Gemma 4 is Google DeepMind’s open-weight model family, released April 2026 under the Apache 2.0 licence. It comes in five sizes from edge-friendly E2B to a 31B dense model, all with a 256K context window and multimodal input, and can be downloaded and used commercially for free.
Is Gemma 4 free and open source?
Yes. It is released under Apache 2.0 — free to download, run, fine-tune and use commercially, with no royalties or usage limits. The weights are on Google AI for Developers and Hugging Face.
How big are the Gemma 4 models?
Five sizes: E2B (~2.3B effective), E4B (~4.5B), 12B dense, a 26B mixture-of-experts (≈4B active per token), and a 31B dense flagship. Smaller sizes run on phones and laptops; the 31B runs on a single server GPU.

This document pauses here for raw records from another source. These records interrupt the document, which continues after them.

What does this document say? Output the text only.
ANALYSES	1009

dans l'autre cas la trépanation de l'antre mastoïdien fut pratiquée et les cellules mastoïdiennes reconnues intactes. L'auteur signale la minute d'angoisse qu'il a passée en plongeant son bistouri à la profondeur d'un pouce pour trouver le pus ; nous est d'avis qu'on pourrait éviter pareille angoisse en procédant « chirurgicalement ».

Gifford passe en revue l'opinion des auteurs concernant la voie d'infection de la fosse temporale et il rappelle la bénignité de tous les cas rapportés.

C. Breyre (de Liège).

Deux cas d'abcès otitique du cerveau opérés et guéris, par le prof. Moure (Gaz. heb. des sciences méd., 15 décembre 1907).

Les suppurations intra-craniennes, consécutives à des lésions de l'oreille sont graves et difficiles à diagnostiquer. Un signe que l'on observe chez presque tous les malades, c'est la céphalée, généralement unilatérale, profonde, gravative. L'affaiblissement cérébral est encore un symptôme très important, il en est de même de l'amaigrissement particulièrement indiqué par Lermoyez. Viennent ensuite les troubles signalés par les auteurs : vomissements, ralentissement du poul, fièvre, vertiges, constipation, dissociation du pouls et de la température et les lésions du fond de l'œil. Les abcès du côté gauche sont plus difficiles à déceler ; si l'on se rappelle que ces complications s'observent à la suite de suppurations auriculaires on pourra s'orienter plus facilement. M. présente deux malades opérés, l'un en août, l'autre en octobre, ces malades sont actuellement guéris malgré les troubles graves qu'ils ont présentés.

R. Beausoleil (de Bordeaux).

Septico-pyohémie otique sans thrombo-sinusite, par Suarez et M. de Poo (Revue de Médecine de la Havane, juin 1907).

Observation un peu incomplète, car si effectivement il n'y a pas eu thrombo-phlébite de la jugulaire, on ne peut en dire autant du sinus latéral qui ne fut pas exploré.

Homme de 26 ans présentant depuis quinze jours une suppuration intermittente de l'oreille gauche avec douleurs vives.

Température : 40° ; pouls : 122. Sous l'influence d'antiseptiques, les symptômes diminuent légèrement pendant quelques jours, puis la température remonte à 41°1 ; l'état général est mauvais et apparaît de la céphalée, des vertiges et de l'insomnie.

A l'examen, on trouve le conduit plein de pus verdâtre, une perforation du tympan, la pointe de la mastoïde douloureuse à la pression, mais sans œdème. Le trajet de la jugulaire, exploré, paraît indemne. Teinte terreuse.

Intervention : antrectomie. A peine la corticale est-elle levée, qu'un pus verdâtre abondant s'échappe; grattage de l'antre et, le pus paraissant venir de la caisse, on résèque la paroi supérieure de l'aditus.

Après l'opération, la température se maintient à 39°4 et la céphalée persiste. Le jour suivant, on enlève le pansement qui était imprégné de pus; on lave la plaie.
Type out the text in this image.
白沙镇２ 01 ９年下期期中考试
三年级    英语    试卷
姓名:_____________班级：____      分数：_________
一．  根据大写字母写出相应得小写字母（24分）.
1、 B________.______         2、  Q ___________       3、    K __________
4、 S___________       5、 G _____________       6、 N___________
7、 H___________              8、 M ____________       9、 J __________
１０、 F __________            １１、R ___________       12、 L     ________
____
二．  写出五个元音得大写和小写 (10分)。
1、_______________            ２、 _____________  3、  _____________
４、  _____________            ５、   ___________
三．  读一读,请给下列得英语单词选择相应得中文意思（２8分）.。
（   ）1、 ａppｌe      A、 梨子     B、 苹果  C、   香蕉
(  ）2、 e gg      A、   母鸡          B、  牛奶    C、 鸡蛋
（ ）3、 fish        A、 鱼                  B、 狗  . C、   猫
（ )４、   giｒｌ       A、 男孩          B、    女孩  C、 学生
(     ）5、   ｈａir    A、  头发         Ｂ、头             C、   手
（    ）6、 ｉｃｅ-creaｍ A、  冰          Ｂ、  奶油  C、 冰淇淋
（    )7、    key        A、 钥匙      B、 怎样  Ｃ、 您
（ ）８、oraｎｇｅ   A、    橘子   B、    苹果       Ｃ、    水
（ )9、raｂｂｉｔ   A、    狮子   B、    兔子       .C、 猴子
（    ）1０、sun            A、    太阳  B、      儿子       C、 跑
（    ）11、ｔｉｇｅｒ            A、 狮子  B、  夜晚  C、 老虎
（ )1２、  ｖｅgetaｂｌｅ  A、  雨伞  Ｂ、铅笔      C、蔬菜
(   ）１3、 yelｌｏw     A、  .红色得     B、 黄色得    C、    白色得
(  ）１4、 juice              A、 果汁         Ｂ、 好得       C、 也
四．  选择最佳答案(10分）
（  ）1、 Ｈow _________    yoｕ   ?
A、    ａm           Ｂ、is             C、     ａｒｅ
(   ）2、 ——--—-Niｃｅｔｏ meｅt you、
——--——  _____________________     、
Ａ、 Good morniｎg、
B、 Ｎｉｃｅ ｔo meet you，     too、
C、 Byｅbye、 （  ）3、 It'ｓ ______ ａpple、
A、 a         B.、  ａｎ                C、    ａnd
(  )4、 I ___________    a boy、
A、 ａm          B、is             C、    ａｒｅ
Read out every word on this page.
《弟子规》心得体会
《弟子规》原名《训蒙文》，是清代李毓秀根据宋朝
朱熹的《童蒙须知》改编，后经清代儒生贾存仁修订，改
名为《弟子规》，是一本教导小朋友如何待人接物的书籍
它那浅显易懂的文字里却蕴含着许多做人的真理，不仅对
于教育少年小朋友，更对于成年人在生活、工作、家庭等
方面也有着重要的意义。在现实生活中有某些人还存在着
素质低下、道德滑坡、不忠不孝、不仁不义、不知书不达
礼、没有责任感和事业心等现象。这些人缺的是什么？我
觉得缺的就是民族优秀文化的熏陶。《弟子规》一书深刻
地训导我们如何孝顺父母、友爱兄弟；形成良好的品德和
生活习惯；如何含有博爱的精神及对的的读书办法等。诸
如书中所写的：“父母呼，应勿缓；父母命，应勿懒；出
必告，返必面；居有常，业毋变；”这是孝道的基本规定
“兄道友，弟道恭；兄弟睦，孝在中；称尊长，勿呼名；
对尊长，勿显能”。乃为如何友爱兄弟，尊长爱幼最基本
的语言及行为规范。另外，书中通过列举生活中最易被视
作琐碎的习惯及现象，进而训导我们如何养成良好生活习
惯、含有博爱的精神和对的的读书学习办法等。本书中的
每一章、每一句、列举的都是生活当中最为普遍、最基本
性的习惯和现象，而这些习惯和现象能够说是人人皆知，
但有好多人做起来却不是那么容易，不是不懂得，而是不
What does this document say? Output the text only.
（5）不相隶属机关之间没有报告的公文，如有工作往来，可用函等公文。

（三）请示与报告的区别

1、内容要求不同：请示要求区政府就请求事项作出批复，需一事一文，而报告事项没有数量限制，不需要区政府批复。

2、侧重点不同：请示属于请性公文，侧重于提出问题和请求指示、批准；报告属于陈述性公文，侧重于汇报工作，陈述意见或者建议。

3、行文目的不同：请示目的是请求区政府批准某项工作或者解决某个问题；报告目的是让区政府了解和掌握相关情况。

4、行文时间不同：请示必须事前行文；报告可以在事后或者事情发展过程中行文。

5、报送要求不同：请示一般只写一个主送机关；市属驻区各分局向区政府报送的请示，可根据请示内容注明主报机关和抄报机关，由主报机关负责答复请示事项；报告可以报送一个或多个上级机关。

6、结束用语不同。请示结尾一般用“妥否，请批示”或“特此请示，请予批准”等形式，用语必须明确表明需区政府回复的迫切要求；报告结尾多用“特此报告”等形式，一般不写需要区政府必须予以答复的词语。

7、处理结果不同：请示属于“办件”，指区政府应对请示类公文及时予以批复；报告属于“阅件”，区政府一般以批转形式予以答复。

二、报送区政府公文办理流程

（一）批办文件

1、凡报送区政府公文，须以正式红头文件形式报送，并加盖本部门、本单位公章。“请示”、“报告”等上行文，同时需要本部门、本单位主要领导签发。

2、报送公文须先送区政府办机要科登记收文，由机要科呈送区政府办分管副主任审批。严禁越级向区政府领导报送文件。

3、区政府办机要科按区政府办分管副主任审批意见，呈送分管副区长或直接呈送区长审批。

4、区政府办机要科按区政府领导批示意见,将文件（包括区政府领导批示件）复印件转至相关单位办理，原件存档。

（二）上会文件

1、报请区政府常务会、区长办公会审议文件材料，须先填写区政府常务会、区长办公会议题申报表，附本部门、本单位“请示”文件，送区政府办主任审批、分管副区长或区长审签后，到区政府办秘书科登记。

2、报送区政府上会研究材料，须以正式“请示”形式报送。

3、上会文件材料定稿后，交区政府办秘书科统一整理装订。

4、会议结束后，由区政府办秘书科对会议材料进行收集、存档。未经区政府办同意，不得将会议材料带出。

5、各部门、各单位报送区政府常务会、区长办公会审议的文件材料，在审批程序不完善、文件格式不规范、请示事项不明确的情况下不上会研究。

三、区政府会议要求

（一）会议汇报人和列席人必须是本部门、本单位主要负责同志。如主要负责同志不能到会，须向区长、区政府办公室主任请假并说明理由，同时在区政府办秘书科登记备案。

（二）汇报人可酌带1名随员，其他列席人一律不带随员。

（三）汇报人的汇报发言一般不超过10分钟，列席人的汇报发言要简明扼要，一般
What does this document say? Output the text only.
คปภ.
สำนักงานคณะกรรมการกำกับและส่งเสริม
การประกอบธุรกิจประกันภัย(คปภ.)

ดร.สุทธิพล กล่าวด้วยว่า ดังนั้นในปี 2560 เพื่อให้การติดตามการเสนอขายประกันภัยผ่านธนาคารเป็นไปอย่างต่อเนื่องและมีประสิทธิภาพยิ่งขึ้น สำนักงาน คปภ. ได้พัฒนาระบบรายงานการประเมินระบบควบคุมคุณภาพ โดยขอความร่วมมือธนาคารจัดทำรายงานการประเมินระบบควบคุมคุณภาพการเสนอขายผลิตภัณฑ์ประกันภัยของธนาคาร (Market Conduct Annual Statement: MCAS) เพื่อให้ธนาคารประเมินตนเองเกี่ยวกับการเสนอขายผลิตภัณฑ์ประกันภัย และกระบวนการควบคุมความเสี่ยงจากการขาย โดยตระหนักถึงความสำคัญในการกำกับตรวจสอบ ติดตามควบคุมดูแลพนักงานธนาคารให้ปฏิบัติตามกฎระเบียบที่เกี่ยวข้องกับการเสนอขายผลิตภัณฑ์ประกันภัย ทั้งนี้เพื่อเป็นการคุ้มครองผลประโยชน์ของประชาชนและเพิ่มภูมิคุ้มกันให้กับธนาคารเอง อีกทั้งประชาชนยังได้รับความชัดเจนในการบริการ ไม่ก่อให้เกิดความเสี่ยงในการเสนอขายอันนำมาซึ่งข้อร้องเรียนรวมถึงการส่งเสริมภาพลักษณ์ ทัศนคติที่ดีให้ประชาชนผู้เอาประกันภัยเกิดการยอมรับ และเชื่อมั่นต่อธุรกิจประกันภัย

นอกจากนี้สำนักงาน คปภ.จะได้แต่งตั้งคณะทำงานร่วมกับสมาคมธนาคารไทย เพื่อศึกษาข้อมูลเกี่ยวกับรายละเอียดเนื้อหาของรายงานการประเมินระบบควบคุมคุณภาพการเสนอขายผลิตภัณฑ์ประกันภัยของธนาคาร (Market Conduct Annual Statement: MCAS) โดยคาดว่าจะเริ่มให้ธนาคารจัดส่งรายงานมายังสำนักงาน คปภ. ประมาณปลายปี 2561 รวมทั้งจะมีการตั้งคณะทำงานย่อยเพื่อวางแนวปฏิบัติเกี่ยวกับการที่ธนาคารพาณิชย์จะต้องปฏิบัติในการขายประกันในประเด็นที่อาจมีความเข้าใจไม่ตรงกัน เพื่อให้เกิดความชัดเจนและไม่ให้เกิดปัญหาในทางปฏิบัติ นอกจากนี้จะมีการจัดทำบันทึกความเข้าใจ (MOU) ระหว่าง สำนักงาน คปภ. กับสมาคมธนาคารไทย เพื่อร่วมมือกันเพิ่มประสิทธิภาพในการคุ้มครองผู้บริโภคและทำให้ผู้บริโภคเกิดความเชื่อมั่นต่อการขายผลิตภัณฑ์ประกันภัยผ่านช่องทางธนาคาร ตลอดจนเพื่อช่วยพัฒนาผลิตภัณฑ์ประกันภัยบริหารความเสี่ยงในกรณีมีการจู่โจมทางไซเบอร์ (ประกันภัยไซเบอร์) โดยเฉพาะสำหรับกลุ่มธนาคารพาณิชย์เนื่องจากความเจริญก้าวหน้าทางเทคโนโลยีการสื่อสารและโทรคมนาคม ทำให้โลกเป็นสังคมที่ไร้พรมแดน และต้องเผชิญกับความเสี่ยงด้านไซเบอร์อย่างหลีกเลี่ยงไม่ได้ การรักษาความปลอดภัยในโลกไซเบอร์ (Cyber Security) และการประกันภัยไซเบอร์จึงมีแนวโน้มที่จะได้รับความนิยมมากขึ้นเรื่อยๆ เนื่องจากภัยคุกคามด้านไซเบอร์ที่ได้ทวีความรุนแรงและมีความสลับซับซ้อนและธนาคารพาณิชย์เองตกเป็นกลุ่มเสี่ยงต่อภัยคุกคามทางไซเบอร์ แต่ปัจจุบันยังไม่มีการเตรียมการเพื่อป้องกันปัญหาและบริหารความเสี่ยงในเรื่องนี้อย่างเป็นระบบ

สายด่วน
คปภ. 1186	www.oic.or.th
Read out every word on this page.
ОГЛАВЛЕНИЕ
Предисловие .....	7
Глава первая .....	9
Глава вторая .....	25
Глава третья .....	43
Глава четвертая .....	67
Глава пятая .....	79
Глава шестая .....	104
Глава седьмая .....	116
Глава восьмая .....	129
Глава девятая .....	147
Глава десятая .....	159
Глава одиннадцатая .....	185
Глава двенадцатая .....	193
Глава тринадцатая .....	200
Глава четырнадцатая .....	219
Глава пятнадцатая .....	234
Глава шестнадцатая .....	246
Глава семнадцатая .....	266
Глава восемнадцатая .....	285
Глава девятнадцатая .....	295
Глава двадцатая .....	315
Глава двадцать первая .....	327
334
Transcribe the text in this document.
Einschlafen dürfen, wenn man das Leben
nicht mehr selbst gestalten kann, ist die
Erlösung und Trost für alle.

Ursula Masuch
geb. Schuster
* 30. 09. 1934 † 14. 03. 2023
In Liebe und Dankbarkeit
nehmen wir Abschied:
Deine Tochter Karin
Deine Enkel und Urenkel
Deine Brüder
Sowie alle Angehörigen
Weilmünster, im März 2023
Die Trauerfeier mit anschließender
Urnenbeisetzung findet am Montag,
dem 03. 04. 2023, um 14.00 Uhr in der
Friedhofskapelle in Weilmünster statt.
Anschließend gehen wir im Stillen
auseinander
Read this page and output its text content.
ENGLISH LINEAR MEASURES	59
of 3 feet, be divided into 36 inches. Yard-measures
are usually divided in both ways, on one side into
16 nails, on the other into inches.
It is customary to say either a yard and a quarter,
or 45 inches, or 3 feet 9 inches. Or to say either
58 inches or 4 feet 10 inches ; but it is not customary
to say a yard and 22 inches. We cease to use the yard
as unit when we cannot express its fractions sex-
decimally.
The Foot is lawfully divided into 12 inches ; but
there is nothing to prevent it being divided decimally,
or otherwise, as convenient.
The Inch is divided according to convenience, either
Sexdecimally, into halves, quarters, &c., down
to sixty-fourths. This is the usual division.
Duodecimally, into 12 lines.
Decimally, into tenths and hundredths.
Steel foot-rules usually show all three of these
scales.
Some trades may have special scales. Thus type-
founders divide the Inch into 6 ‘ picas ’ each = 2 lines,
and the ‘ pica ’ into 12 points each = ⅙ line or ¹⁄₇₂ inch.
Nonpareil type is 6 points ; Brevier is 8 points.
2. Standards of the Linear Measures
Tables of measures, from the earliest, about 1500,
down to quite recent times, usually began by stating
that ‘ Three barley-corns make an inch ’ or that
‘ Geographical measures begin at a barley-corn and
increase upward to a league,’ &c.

Is Gemma 4 as good as Gemini?
No — Gemma 4 is built for strong performance per parameter on accessible hardware, not to match the proprietary Gemini flagships. For top capability use Gemini 3.1 Pro; for self-hosting and fine-tuning, Gemma 4 is the open choice.
Last verified 18 June 2026. Specifications are from Google’s Gemma 4 announcement and developer documentation; exact benchmark figures vary by model size, host and quantisation. Confirm against Google’s official pages before relying on specific numbers.